One of Wilshire's directors had actually fielded a phone call from Hanmi, which expressed an interest in merger, said Steven Koh, Wilshire's chairman. Wilshire, however, had previously spent almost a year in 2012 in talks with Hanmi that proved fruitless.
"We were hurt a lot, emotionally and financially" by the previous experience, Koh said. "Trust and transparency in this kind of merger in the Korean banking space is very important."
C.G. Kum, Hanmi's president and chief executive, characterized this year's call as a casual request to keep his company in mind if Wilshire ever considered pursuing a partnership.
Given KBW's evaluation, BBCN decided it was in the best interest of shareholders to move forward with Wilshire, even though the decision lacked the full support of BBCN's board. Wilshire and BBCN announced their $1 billion all-stock deal on Monday.
"The combination of these two banks came through mutual, sincere trust and transparency," Koh said. "From the beginning until now, and in the future, we respect each other. We are comfortable with each other."

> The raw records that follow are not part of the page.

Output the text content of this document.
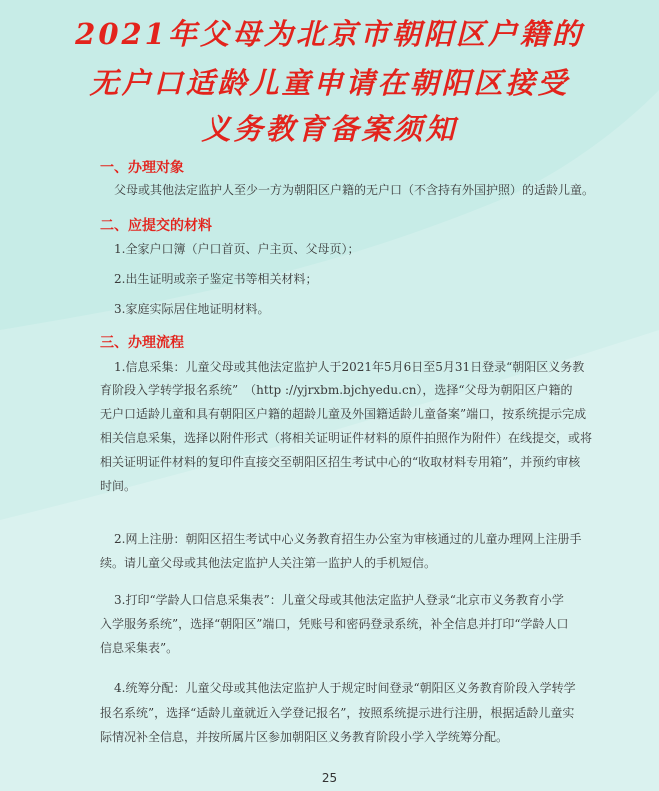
2021年父母为北京市朝阳区户籍的
无户口适龄儿童申请在朝阳区接受
义务教育备案须知
一、办理对象
父母或其他法定监护人至少一方为朝阳区户籍的无户口（不含持有外国护照）的适龄儿童。
二、应提交的材料
1.全家户口簿（户口首页、户主页、父母页）；
2.出生证明或亲子鉴定书等相关材料；
3.家庭实际居住地证明材料。
三、办理流程
1.信息采集：儿童父母或其他法定监护人于2021年5月6日至5月31日登录“朝阳区义务教
育阶段入学转学报名系统”　（http ://yjrxbm.bjchyedu.cn），选择“父母为朝阳区户籍的
无户口适龄儿童和具有朝阳区户籍的超龄儿童及外国籍适龄儿童备案”端口，按系统提示完成
相关信息采集，选择以附件形式（将相关证明证件材料的原件拍照作为附件）在线提交，或将
相关证明证件材料的复印件直接交至朝阳区招生考试中心的“收取材料专用箱”，并预约审核
时间。
2.网上注册：朝阳区招生考试中心义务教育招生办公室为审核通过的儿童办理网上注册手
续。请儿童父母或其他法定监护人关注第一监护人的手机短信。
3.打印“学龄人口信息采集表”：儿童父母或其他法定监护人登录“北京市义务教育小学
入学服务系统”，选择“朝阳区”端口，凭账号和密码登录系统，补全信息并打印“学龄人口
信息采集表”。
4.统筹分配：儿童父母或其他法定监护人于规定时间登录“朝阳区义务教育阶段入学转学
报名系统”，选择“适龄儿童就近入学登记报名”，按照系统提示进行注册，根据适龄儿童实
际情况补全信息，并按所属片区参加朝阳区义务教育阶段小学入学统筹分配。
25
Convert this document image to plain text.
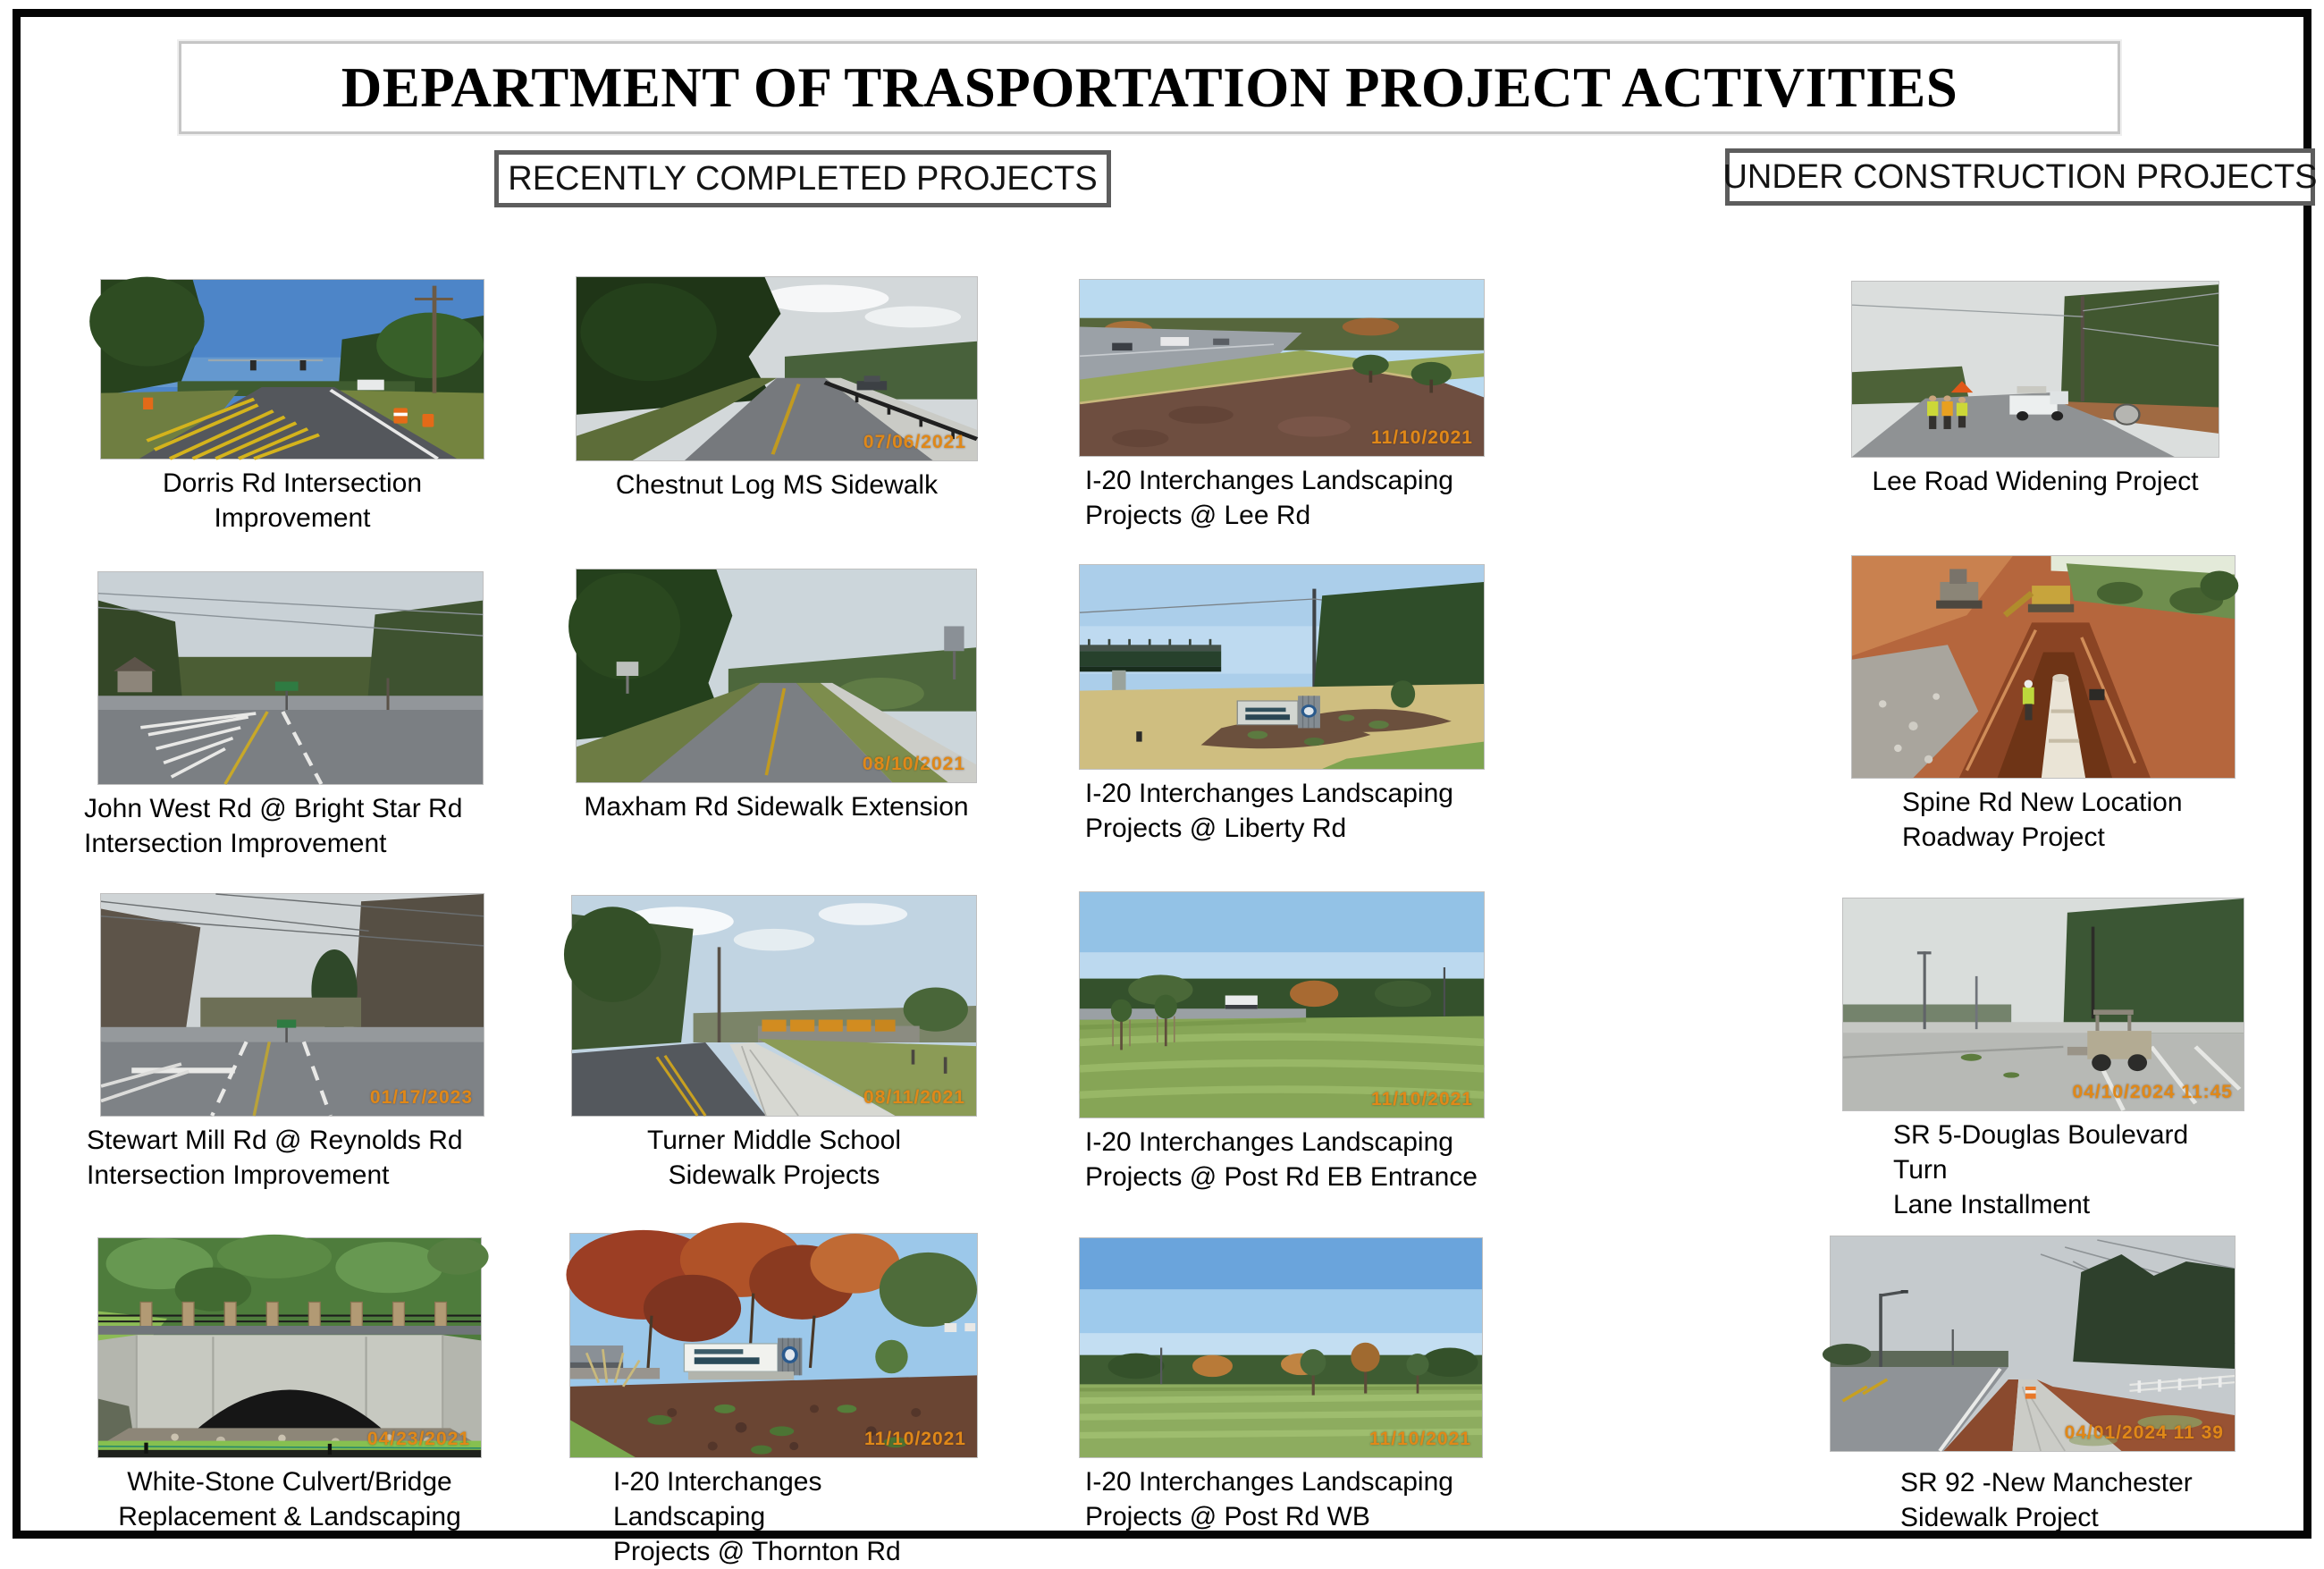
DEPARTMENT OF TRASPORTATION PROJECT ACTIVITIES
RECENTLY COMPLETED PROJECTS	UNDER CONSTRUCTION PROJECTS
Dorris Rd Intersection Improvement
07/06/2021
Chestnut Log MS Sidewalk
11/10/2021
I-20 Interchanges Landscaping
Projects @ Lee Rd
Lee Road Widening Project
John West Rd @ Bright Star Rd
Intersection Improvement
08/10/2021
Maxham Rd Sidewalk Extension	I-20 Interchanges Landscaping
Projects @ Liberty Rd
Spine Rd New Location
Roadway Project
01/17/2023
Stewart Mill Rd @ Reynolds Rd
Intersection Improvement
08/11/2021
Turner Middle School
Sidewalk Projects
11/10/2021
I-20 Interchanges Landscaping
Projects @ Post Rd EB Entrance
04/10/2024 11:45
SR 5-Douglas Boulevard Turn
Lane Installment
04/23/2021
White-Stone Culvert/Bridge
Replacement & Landscaping
11/10/2021
I-20 Interchanges Landscaping
Projects @ Thornton Rd
11/10/2021
I-20 Interchanges Landscaping
Projects @ Post Rd WB
04/01/2024 11 39
SR 92 -New Manchester
Sidewalk Project
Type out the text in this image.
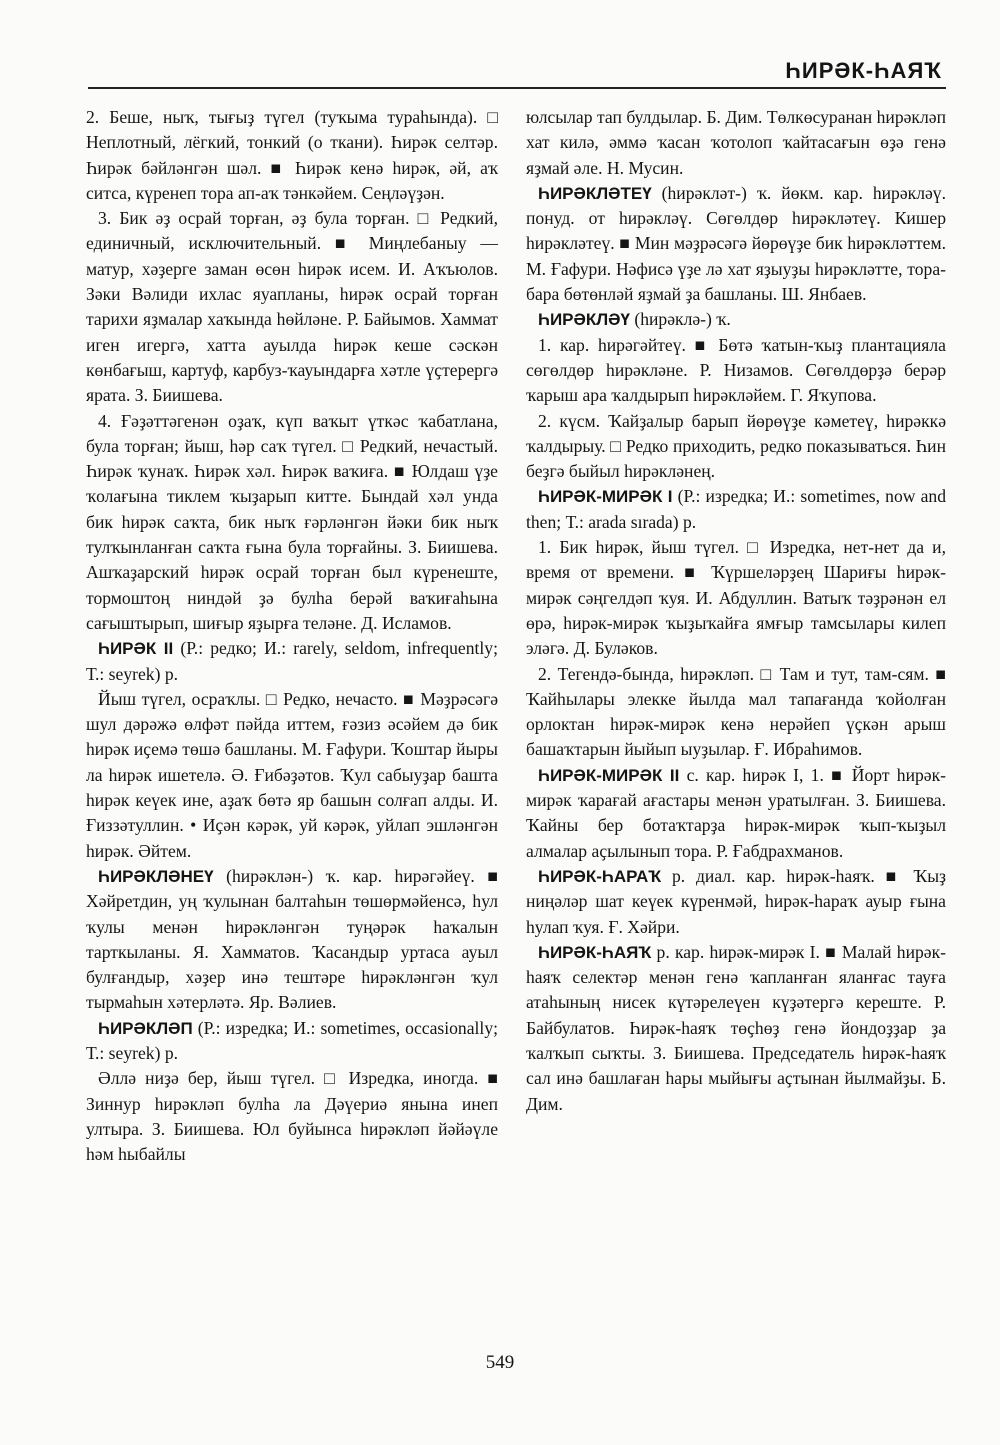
ҺИРӘК-ҺАЯҠ

2. Беше, ныҡ, тығыҙ түгел (туҡыма тураһында). □ Неплотный, лёгкий, тонкий (о ткани). Һирәк селтәр. Һирәк бәйләнгән шәл. ■ Һирәк кенә һирәк, әй, аҡ ситса, күренеп тора ап-аҡ тәнкәйем. Сеңләүҙән.

3. Бик әҙ осрай торған, әҙ була торған. □ Редкий, единичный, исключительный. ■ Миңлебаныу — матур, хәҙерге заман өсөн һирәк исем. И. Аҡъюлов. Зәки Вәлиди ихлас яуапланы, һирәк осрай торған тарихи яҙмалар хаҡында һөйләне. Р. Байымов. Хаммат иген игергә, хатта ауылда һирәк кеше сәскән көнбағыш, картуф, карбуз-ҡауындарға хәтле үҫтерергә ярата. З. Биишева.

4. Ғәҙәттәгенән оҙаҡ, күп ваҡыт үткәс ҡабатлана, була торған; йыш, һәр саҡ түгел. □ Редкий, нечастый. Һирәк ҡунаҡ. Һирәк хәл. Һирәк ваҡиға. ■ Юлдаш үҙе ҡолағына тиклем ҡыҙарып китте. Бындай хәл унда бик һирәк саҡта, бик ныҡ ғәрләнгән йәки бик ныҡ тулҡынланған саҡта ғына була торғайны. З. Биишева. Ашҡаҙарский һирәк осрай торған был күренеште, тормоштоң ниндәй ҙә булһа берәй ваҡиғаһына сағыштырып, шиғыр яҙырға теләне. Д. Исламов.

ҺИРӘК II (Р.: редко; И.: rarely, seldom, infrequently; Т.: seyrek) р.

Йыш түгел, осраҡлы. □ Редко, нечасто. ■ Мәҙрәсәгә шул дәрәжә өлфәт пәйда иттем, ғәзиз әсәйем дә бик һирәк иҫемә төшә башланы. М. Ғафури. Ҡоштар йыры ла һирәк ишетелә. Ә. Ғибәҙәтов. Ҡул сабыуҙар башта һирәк кеүек ине, аҙаҡ бөтә яр башын солғап алды. И. Ғиззәтуллин. • Иҫән кәрәк, уй кәрәк, уйлап эшләнгән һирәк. Әйтем.

ҺИРӘКЛӘНЕҮ (һирәклән-) ҡ. кар. һирәгәйеү. ■ Хәйретдин, уң ҡулынан балтаһын төшөрмәйенсә, һул ҡулы менән һирәкләнгән туңәрәк һаҡалын тарткыланы. Я. Хамматов. Ҡасандыр уртаса ауыл булғандыр, хәҙер инә тештәре һирәкләнгән ҡул тырмаһын хәтерләтә. Яр. Вәлиев.

ҺИРӘКЛӘП (Р.: изредка; И.: sometimes, occasionally; Т.: seyrek) р.

Әллә ниҙә бер, йыш түгел. □ Изредка, иногда. ■ Зиннур һирәкләп булһа ла Дәүериә янына инеп ултыра. З. Биишева. Юл буйынса һирәкләп йәйәүле һәм һыбайлы

юлсылар тап булдылар. Б. Дим. Төлкөсуранан һирәкләп хат килә, әммә ҡасан ҡотолоп ҡайтасағын өҙә генә яҙмай әле. Н. Мусин.

ҺИРӘКЛӘТЕҮ (һирәкләт-) ҡ. йөкм. кар. һирәкләү. понуд. от һирәкләү. Сөгөлдөр һирәкләтеү. Кишер һирәкләтеү. ■ Мин мәҙрәсәгә йөрөүҙе бик һирәкләттем. М. Ғафури. Нәфисә үҙе лә хат яҙыуҙы һирәкләтте, тора-бара бөтөнләй яҙмай ҙа башланы. Ш. Янбаев.

ҺИРӘКЛӘҮ (һирәклә-) ҡ.

1. кар. һирәгәйтеү. ■ Бөтә ҡатын-ҡыҙ плантацияла сөгөлдөр һирәкләне. Р. Низамов. Сөгөлдөрҙә берәр ҡарыш ара ҡалдырып һирәкләйем. Г. Яҡупова.

2. күсм. Ҡайҙалыр барып йөрөүҙе кәметеү, һирәккә ҡалдырыу. □ Редко приходить, редко показываться. Һин беҙгә быйыл һирәкләнең.

ҺИРӘК-МИРӘК I (Р.: изредка; И.: sometimes, now and then; Т.: arada sırada) р.

1. Бик һирәк, йыш түгел. □ Изредка, нет-нет да и, время от времени. ■ Ҡүршеләрҙең Шариғы һирәк-мирәк сәңгелдәп ҡуя. И. Абдуллин. Ватыҡ тәҙрәнән ел өрә, һирәк-мирәк ҡыҙыҡайға ямғыр тамсылары килеп эләгә. Д. Буләков.

2. Тегендә-бында, һирәкләп. □ Там и тут, там-сям. ■ Ҡайһылары элекке йылда мал тапағанда ҡойолған орлоктан һирәк-мирәк кенә нерәйеп үҫкән арыш башаҡтарын йыйып ыуҙылар. Ғ. Ибраһимов.

ҺИРӘК-МИРӘК II с. кар. һирәк I, 1. ■ Йорт һирәк-мирәк ҡарағай ағастары менән уратылған. З. Биишева. Ҡайны бер ботаҡтарҙа һирәк-мирәк ҡып-ҡыҙыл алмалар аҫылынып тора. Р. Ғабдрахманов.

ҺИРӘК-ҺАРАҠ р. диал. кар. һирәк-һаяҡ. ■ Ҡыҙ ниңәләр шат кеүек күренмәй, һирәк-һараҡ ауыр ғына һулап ҡуя. Ғ. Хәйри.

ҺИРӘК-ҺАЯҠ р. кар. һирәк-мирәк I. ■ Малай һирәк-һаяҡ селектәр менән генә ҡапланған яланғас тауға атаһының нисек күтәрелеүен күҙәтергә кереште. Р. Байбулатов. Һирәк-һаяҡ төҫһөҙ генә йондоҙҙар ҙа ҡалҡып сыҡты. З. Биишева. Председатель һирәк-һаяҡ сал инә башлаған һары мыйығы аҫтынан йылмайҙы. Б. Дим.

549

Kum said Hanmi went public with its offer after numerous letters sent to BBCN failed to generate conversation, though a "significant number of BBCN directors through intermediaries" had reached out to express interest in a deal.
Hanmi would continue to "evaluate its options," Kum said, but he declined to say whether they would include appealing directly to BBCN's shareholders. Kum, whose offer is still on the table, said he continues to receive calls from BBCN investors who are concerned about the Wilshire deal and want "more clarity about our proposal."
Kum maintained that Hanmi's offer is still better for BBCN's shareholders since it included a roughly 10% premium.
Those arguments are unlikely to sway Kim, who said he has "full commitment from both BBCN and Wilshire to keep this deal intact from any outside interference." He added that BBCN would use "whatever resources were necessary to protect the deal."
While it was promoted as a merger of equals, BBCN's shareholders would own 59% of the surviving company, which would operate under a new name. BBCN was formed through a similar process when Center Financial and Nara Bancorp merged in 2011.
Reflecting on the Center-Nara merger, Kim said he believed the combination was successful, though integration took longer than expected. Management had to wade through how to bring "two cultures into one," which went beyond "physically putting them into the same office." Success came down to giving employees of both banks "the kind of mentality that they belonged to the same team and were working for the same company," Kim said.
"I think these are lessons we can apply to the Wilshire process," Kim added. "It should be more efficient. The similarities between the two companies are so great."
While BBCN and Wilshire are currently focused on completing and integrating their deal, the executives said future acquisitions are possibilities. Hanmi, meanwhile, could also fit into a long-term plan.
BBCN and Wilshire "have some significant challenges they need to deal with in the near term," Kum said when asked the potential of Hanmi eventually merging with the rebranded BBCN. "Let's see what happens."